One Brooklyn voter told CNN he fears the mistake could lead to somebody else casting a vote in his name. 

"Presumably, someone out there has an envelope with my name on it, and if they don’t read the ballot as closely as I did, they could cast a vote in my name," Anders Kapur said. 

Absentee voters in New York are required to enclose their ballots within an "oath envelope," which includes the voter’s name, address, and voter ID, before mailing them back to be counted. CNN said it was unclear if any of the ballots or envelopes had been returned to the elections board. 

This is the second time New York City's board of elections has flubbed mail-in voting in Brooklyn. One in four ballots cast for one Brooklyn primary in June were found to be invalid.

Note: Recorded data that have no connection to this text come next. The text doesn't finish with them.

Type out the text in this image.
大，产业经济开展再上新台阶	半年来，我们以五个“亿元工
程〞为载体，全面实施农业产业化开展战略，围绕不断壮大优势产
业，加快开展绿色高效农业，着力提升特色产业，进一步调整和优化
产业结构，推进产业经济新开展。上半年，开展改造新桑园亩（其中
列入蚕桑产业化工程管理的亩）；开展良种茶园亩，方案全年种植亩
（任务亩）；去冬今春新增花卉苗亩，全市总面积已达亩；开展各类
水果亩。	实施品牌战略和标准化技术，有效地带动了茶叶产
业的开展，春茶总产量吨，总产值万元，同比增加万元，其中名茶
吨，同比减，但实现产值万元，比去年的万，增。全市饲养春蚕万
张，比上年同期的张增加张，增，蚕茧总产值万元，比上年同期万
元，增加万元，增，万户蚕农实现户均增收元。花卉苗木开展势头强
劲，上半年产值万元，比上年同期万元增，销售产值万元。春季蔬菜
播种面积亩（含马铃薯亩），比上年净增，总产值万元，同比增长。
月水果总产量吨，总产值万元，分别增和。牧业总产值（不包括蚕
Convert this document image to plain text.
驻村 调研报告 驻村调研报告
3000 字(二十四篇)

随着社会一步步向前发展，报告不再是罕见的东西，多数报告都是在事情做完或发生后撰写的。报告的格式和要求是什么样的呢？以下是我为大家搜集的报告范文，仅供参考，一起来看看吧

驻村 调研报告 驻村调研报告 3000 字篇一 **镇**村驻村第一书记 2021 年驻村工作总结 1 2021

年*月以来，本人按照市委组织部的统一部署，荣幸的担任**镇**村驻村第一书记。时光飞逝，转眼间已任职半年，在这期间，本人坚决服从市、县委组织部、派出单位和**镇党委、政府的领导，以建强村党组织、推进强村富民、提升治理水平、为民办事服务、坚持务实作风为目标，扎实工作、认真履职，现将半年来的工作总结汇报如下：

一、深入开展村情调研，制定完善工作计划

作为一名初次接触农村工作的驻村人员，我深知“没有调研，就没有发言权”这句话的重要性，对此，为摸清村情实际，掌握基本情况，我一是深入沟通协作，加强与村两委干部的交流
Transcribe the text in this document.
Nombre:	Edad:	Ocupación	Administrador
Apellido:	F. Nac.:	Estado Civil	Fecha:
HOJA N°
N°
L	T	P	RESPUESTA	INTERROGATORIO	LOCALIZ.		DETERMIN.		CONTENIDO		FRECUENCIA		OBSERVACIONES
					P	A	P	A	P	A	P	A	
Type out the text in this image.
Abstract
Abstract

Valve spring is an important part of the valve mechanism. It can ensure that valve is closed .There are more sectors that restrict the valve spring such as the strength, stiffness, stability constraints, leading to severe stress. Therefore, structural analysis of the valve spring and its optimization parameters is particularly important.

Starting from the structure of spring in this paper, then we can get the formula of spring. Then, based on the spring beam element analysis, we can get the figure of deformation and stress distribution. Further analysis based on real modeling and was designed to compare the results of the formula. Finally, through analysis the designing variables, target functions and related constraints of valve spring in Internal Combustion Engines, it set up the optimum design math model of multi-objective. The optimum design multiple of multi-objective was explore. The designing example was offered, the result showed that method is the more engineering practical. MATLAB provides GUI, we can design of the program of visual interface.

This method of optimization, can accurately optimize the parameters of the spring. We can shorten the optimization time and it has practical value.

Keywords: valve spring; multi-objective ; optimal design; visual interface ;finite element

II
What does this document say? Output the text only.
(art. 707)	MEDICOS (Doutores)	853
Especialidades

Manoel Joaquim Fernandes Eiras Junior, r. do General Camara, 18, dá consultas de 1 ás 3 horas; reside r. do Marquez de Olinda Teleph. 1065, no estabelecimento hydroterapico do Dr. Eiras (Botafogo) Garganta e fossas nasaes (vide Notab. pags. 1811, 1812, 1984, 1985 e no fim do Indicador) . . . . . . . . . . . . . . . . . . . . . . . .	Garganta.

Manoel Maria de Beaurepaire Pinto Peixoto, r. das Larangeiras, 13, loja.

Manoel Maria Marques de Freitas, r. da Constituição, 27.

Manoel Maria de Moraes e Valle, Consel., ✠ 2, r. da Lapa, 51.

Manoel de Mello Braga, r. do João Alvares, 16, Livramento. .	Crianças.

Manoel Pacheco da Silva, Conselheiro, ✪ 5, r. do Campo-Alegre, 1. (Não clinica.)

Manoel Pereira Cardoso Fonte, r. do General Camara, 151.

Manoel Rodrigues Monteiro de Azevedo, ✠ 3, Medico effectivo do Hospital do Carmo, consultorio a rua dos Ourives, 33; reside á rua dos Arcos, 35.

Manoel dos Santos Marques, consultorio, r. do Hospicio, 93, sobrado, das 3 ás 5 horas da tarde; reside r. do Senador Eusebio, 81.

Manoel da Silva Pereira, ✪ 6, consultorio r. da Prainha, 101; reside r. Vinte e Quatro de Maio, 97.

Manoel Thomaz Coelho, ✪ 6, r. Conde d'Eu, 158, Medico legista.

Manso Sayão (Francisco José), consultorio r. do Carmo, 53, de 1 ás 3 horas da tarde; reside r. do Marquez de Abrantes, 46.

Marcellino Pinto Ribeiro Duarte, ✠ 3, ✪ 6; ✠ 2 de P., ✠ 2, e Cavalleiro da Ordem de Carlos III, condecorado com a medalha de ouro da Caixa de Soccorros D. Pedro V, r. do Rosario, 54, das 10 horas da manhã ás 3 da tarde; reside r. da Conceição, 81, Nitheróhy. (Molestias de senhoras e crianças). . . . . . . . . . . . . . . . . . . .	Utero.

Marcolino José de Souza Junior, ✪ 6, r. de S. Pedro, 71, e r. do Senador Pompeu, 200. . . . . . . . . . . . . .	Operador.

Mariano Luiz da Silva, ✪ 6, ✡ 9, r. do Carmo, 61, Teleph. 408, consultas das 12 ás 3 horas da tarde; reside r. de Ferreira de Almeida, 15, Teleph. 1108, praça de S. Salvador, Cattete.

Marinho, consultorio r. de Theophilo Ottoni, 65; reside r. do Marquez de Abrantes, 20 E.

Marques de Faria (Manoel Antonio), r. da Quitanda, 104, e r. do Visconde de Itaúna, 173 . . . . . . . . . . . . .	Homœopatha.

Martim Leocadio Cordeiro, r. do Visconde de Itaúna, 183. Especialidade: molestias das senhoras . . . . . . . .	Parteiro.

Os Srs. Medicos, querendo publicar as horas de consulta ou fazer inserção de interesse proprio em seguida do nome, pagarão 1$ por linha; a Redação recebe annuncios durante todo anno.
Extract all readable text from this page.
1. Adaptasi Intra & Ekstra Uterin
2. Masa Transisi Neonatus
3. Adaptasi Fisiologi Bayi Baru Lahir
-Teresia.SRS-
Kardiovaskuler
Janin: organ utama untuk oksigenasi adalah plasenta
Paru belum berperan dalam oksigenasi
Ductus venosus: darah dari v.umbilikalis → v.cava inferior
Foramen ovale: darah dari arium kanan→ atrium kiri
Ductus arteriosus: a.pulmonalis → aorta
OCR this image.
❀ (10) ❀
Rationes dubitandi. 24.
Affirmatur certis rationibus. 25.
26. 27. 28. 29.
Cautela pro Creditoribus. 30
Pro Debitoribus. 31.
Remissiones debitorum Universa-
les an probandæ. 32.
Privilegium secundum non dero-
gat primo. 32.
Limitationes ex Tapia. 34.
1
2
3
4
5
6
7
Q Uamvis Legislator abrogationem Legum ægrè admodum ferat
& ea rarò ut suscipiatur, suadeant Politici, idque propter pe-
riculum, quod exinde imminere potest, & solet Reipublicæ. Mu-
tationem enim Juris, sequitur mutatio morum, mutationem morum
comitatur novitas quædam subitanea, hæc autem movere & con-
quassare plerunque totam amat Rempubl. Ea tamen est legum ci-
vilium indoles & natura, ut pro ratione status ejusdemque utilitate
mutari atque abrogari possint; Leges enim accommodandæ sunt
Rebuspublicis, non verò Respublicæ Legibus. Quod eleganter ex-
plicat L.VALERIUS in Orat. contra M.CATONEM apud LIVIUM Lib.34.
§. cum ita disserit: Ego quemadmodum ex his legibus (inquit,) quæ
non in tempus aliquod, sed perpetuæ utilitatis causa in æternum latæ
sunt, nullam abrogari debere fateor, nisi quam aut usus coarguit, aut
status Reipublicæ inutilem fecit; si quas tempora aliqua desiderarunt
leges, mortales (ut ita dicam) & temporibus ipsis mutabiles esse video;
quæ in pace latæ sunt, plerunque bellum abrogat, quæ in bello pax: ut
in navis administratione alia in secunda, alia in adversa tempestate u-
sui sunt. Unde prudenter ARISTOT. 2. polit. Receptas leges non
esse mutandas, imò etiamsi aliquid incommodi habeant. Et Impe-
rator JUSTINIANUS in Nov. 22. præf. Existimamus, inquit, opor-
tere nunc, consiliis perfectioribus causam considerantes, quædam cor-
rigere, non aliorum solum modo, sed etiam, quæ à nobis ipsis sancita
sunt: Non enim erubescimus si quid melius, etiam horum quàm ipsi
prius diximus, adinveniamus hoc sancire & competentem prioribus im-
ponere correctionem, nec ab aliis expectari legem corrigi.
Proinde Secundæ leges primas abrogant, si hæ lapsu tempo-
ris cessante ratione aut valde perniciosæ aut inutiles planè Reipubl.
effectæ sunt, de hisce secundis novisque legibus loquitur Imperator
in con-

CNN has more examples of ballot errors: 

A similar printing issue affected over 6,100 voters in a northwestern county in Michigan. Newaygo County Clerk Jason Vanderstelt explained in a letter on Monday that absentee ballots sent out left out a key judicial race, prompting new ballots to be printed. Vanderstelt said he was first notified of the issue over the weekend with new ballots set to arrive on Thursday.

"Upon arrival of these new ballots, our clerks will be diligently working to reissue new Absent Voter ballots to all voters who have already been sent a ballot," read Vanderstelt's letter.

Vanderstelt noted in his letter that the county has procedures in place that will ensure only one ballot for each voter will be counted.

    Meanwhile, printing errors in Virginia led to 1,400 absentee voters receiving duplicate ballots, according to The Washington Post. Election officials in Fairfax and Henrico counties blamed the error on the high demand of absentee ballots amid health concerns over in-person voting at polling locations. The officials told the Post, though voters received two ballots only one is counted per voter.